7th European Conference on African Studies in Basel
“Urban Africa – Urban Africans: New Encounters of the Rural and the Urban” was the topic of the 7th European Conference on African Studies (ECAS). The conference was organized by the Centre for African Studies Basel and the Swiss Society for African Studies. It took place at the University of Basel from June 29 to July 1, 2017. Ralph Weber, Assistant Professor of European Global Studies, participated in a round table discussion.
At 3.5% Africa has the highest urbanization rate in the whole world. The potential effects of these staggering growth rates are relevant for all Africans, both in the urban as well as in the rural areas. By 2040 the continent’s cities are expected to have to accommodate 79 Million additional inhabitants. Between 2040 and 2050 the figure will rise to a staggering 84 Million. The latest UN-Habitat report forecasts that by 2025 Africa’s urban population will outstrip that of Europe and Latin America together. No wonder that a growing number of researchers, institutions and governments are paying more and more attention to urbanization in Africa.
African urbanization trends raise several issues that are of interest to scholars. These range from politics, through economics to social and cultural issues. The key issue at the conference, however, was how urbanization processes in Africa transform conventional objects of African Studies and how scholars of Africa gear up to face such changes. While the urban were prominent, the proposed conference theme has also looked into the entanglements of the rural with the urban, especially with a view to addressing an implicit assumption underlying the study of Africa and which concerns the supposed rural ‘nature’ of the continent as well as the constitutive nature of the tension between tradition and modernity.
In the conference’s four keynote lectures, the speakers explored digitalization in the field of African Studies (Mirjam de Bruijn), showed the relevance of the field through the example of urbane scholarship (Elísio Macamo), approached urbanizing Africans and their notions of identity and belonging (Joyce Nyairo), and took a look at the politics of governing African urban spaces (Edgar Pieterse).

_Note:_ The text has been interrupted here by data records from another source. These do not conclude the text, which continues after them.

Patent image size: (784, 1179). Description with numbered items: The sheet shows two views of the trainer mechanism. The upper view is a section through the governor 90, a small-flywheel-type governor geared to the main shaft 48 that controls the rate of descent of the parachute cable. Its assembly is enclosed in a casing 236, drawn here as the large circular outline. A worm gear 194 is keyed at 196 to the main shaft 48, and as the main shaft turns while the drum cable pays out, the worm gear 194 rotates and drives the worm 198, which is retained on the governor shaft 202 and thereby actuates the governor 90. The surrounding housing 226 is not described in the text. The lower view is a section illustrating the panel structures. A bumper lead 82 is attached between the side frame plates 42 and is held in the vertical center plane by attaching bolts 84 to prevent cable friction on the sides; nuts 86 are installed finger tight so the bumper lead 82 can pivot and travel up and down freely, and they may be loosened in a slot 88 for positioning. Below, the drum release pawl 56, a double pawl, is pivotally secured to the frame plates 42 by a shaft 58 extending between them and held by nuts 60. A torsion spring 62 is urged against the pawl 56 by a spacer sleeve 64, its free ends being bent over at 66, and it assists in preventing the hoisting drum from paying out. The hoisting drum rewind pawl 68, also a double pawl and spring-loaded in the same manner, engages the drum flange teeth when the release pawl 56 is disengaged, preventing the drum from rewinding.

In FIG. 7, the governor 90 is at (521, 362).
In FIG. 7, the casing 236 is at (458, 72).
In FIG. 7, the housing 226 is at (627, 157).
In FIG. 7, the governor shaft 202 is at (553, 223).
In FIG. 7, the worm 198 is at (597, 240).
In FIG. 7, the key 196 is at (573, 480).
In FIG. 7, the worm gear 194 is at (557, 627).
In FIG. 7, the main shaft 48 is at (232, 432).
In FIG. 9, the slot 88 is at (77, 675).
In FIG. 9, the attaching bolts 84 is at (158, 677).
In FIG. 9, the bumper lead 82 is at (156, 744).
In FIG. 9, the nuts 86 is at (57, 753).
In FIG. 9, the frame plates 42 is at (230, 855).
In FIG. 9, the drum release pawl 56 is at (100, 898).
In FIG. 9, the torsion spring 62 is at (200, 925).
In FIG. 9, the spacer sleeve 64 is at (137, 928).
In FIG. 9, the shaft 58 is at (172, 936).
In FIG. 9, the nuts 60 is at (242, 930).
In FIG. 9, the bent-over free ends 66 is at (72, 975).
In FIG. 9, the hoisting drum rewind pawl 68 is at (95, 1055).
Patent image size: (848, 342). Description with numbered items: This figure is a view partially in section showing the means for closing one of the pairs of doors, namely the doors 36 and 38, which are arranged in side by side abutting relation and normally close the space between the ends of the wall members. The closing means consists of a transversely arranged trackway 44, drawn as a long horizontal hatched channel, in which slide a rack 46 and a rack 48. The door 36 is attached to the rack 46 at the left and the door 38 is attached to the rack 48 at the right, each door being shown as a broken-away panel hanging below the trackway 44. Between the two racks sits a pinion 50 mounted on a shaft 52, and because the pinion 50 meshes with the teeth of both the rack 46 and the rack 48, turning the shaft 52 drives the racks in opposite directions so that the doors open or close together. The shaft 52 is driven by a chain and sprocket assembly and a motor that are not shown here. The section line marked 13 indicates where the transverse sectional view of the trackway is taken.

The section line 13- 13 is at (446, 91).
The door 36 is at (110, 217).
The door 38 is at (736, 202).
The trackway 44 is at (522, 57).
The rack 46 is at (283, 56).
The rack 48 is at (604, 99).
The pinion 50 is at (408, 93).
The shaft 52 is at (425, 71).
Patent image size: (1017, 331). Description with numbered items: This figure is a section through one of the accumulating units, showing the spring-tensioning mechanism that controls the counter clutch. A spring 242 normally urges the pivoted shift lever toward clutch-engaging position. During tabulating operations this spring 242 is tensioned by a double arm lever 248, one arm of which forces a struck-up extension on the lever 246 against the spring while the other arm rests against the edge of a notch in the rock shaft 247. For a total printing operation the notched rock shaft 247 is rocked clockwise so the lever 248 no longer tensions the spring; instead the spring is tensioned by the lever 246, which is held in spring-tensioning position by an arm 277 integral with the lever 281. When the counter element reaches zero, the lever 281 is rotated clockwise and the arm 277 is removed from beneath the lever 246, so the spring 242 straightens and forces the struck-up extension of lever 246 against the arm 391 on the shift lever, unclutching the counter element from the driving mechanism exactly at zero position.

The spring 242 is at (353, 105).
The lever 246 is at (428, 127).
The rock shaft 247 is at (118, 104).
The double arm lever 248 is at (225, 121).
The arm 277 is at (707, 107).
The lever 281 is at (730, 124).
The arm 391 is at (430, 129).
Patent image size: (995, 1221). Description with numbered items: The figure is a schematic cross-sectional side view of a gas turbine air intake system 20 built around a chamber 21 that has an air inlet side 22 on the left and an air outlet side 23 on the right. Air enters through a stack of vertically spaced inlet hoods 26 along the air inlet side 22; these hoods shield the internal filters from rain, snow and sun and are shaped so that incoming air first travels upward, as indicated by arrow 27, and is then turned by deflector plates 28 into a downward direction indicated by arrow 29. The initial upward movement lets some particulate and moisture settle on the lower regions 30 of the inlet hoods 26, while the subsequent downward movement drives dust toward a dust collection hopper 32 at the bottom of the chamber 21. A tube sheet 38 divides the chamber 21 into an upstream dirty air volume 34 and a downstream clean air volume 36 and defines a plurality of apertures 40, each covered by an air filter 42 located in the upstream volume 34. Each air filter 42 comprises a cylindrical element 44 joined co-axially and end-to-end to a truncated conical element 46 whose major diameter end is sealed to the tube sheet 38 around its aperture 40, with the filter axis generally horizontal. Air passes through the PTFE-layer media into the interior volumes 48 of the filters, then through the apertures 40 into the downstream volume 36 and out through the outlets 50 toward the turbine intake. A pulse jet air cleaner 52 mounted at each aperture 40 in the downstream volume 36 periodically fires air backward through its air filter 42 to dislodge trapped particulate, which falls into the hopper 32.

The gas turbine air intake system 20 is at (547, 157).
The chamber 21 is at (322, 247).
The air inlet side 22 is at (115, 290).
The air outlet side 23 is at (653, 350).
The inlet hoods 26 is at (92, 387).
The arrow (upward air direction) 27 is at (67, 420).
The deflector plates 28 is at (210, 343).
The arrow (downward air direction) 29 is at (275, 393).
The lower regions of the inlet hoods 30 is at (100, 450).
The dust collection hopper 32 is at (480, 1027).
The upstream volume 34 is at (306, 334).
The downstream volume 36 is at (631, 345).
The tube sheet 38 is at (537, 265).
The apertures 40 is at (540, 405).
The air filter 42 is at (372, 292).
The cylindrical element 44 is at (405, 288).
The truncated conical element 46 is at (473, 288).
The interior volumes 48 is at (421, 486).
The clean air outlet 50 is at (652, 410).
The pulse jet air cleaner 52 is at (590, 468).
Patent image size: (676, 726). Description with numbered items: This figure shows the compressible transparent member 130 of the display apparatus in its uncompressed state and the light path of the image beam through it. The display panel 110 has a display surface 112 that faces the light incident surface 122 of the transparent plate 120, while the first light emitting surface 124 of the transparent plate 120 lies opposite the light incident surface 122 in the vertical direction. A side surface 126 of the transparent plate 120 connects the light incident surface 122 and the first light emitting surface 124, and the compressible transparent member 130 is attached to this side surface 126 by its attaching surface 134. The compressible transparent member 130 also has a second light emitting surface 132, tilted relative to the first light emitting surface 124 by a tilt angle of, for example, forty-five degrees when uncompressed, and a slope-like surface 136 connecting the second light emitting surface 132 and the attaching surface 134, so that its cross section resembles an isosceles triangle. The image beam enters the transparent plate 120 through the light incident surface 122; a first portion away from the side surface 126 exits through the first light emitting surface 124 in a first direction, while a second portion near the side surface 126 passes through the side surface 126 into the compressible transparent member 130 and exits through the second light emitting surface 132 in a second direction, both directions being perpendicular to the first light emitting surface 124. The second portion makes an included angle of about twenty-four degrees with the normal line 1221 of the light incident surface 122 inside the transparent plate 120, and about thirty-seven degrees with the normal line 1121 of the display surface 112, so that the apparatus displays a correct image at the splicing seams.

Ralph Weber, Assistant Professor of European Global Studies at the EIB, participated in a round table discussion that focuses on the topic “Africa and the West: The Challenge of Reciprocal Comparisons in the Study of Africa.” Much research, perhaps particularly in studies of politics and economics in Africa, is conducted against the background assumption that African phenomena are fundamentally different from European ones. Owing to differences in social, political, and economic development levels this assumption may seem warranted. But doing comparisons ‘reciprocally’ – where both sides of the comparisons are allowed to be the norm and the deviation – is proving difficult. In this discussion, scholars from Africa and ‘the West’ aim to explore issues bearing on conceptual and empirical comparison with the intention of raising issues concerning the practice of African Studies and its significance to scholarship in general.
Other panels sought to gauge Europe’s continued relevance on the continent by exploring the ways in which the European Union has responded to Africa's shifting international orientation and rapidly changing demographics and urban growth (more information), or investigated the framing of common challenges of urban challenges, accounting for divergent African and European views and the ability to surmount them (more information).
About the Event
The 7th European Conference on African Studies was organized by the Centre for African Studies Basel and the Swiss Society for African Studies. It took place from June 29 to July 1, 2017, at the University of Basel. In total, over 1500 participants presented 1046 papers in 204 thematic panels and engaged in 10 round table discussions, 18 book launches, 13 film screenings and 13 meetings, and four keynote lectures.
The Centre for African Studies Basel is a coordinated research network at the University of Basel, including further institutions such as the Basler Afrika Bibliographien, Mission 21 or the Swiss Tropic and Public Health Institute. It promotes Africa-related teaching at the university and offers MA and PhD programs in African Studies as well as an advanced studies Certificate in African Affairs.
The Swiss Society for African Studies (SSAS) aims at advancing research on Africa, including the organization of conferences to discuss questions of African lifestyles and other aspects of African societies and cultures. Contributing to the circulation of relevant information, the SSAS understands itself as platform for synergies and collaboration between universities and research institutions.